Comecei a ler o Carlos Alberto Machado nos weblogs, há
uns anos valentes. Só depois encomendei duas peças de teatro por ele assinadas:
“Restos. Interiores” (2002) e “Aquitanta”(2003). Por volta de 2013 conhecemo-nos
pessoalmente na apresentação de “Confissões”, do José Ricardo Nunes, tendo
então o Carlos me desafiado a enviar um original para a Companhia das Ilhas.
Reuni algumas histórias que andavam perdidas na gaveta e enviei-lhe o livro.
A
primeira edição do “Call Center” saiu em Junho de 2014, com uma ilustração da
Bárbara Fonseca na contracapa. Esgotados os 100 exemplares, passados cinco anos
o Carlos voltou a desafiar-me para uma reedição. Revi os textos anteriormente
publicados e acrescentei ao conjunto dez histórias novas.
Como recentemente
expliquei em Vila do Conde, estas histórias têm em comum personagens
fragilizadas por problemas de comunicação geradores de equívocos vários. As
chamadas deste “Call Center” resultam todas avariadas, sendo que na sua maioria
surgiram, de facto, de seis meses de trabalho num inferno que fui amenizando
compondo efabulações para os nomes de pessoas com quem comuniquei ao ouvido sem
fazer a mínima ideia de quem eram.
Sobre este livrinho, escreveu à época, no
Expresso, o José Mário Silva: «No universo de H.M.B.F., o espelho que reflecte
a sociedade partiu-se em mil estilhaços, e é sobre essas arestas de vidro que
as personagens caminham, cortando-se e sangrando, mais impulsionadas pelo
espanto do que pela revolta, seguindo ainda assim em frente, através do negrume.

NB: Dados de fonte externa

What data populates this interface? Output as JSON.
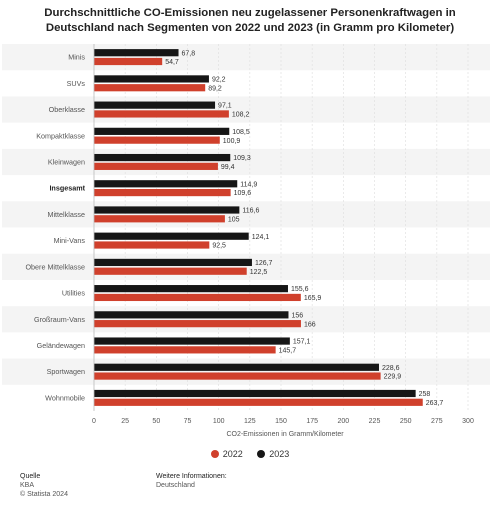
{
  "title": "Durchschnittliche CO-Emissionen neu zugelassener Personenkraftwagen in Deutschland nach Segmenten von 2022 und 2023 (in Gramm pro Kilometer)",
  "colors": {
    "s2022": "#d0402c",
    "s2023": "#161616",
    "band": "#f4f4f4",
    "grid": "#dddddd"
  },
  "chart_data": {
    "type": "bar",
    "orientation": "horizontal",
    "categories": [
      "Minis",
      "SUVs",
      "Oberklasse",
      "Kompaktklasse",
      "Kleinwagen",
      "Insgesamt",
      "Mittelklasse",
      "Mini-Vans",
      "Obere Mittelklasse",
      "Utilities",
      "Großraum-Vans",
      "Geländewagen",
      "Sportwagen",
      "Wohnmobile"
    ],
    "bold_categories": [
      "Insgesamt"
    ],
    "series": [
      {
        "name": "2023",
        "values": [
          67.8,
          92.2,
          97.1,
          108.5,
          109.3,
          114.9,
          116.6,
          124.1,
          126.7,
          155.6,
          156,
          157.1,
          228.6,
          258
        ]
      },
      {
        "name": "2022",
        "values": [
          54.7,
          89.2,
          108.2,
          100.9,
          99.4,
          109.6,
          105,
          92.5,
          122.5,
          165.9,
          166,
          145.7,
          229.9,
          263.7
        ]
      }
    ],
    "value_labels": {
      "2023": [
        "67,8",
        "92,2",
        "97,1",
        "108,5",
        "109,3",
        "114,9",
        "116,6",
        "124,1",
        "126,7",
        "155,6",
        "156",
        "157,1",
        "228,6",
        "258"
      ],
      "2022": [
        "54,7",
        "89,2",
        "108,2",
        "100,9",
        "99,4",
        "109,6",
        "105",
        "92,5",
        "122,5",
        "165,9",
        "166",
        "145,7",
        "229,9",
        "263,7"
      ]
    },
    "xlabel": "CO2-Emissionen in Gramm/Kilometer",
    "xlim": [
      0,
      300
    ],
    "xticks": [
      0,
      25,
      50,
      75,
      100,
      125,
      150,
      175,
      200,
      225,
      250,
      275,
      300
    ],
    "legend": [
      {
        "name": "2022",
        "color": "#d0402c"
      },
      {
        "name": "2023",
        "color": "#161616"
      }
    ],
    "legend_position": "bottom"
  },
  "footer": {
    "source_label": "Quelle",
    "source": "KBA",
    "copyright": "© Statista 2024",
    "more_label": "Weitere Informationen:",
    "more_value": "Deutschland"
  }
}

As incongruências da vida gregária (na família, no bairro, no país) e a
entropia social geram uma energia turva que explode através de situações
absurdas» (Expresso/Atual, 2 de Agosto de 2014).
Deixo aqui, a título de
exemplo, a micronarrativa seleccionada agora para texto de badana. Nela
entenderão a gozada glosa das estúpidas hierarquias que até entre poetas se
instauram:
O POETA PSICOSSOMÁTICO
Há os poetas
grandes, cimeiros, gigantescos, colossais, etc. Este de que vos falo era de tal
forma titânico que precisava de um miradouro para poder contemplar a sua
própria sombra. Era um poeta psicossomático.
Certo dia
penetrou a amante com o seu olhar mais de poeta psicossomático e disse-lhe: a
tua saliva é o adubo da minha voz. Nesse mesmo instante, a boca
transformou-se-lhe num vaso cheio de terra e cresceram-lhe plantas nos dentes.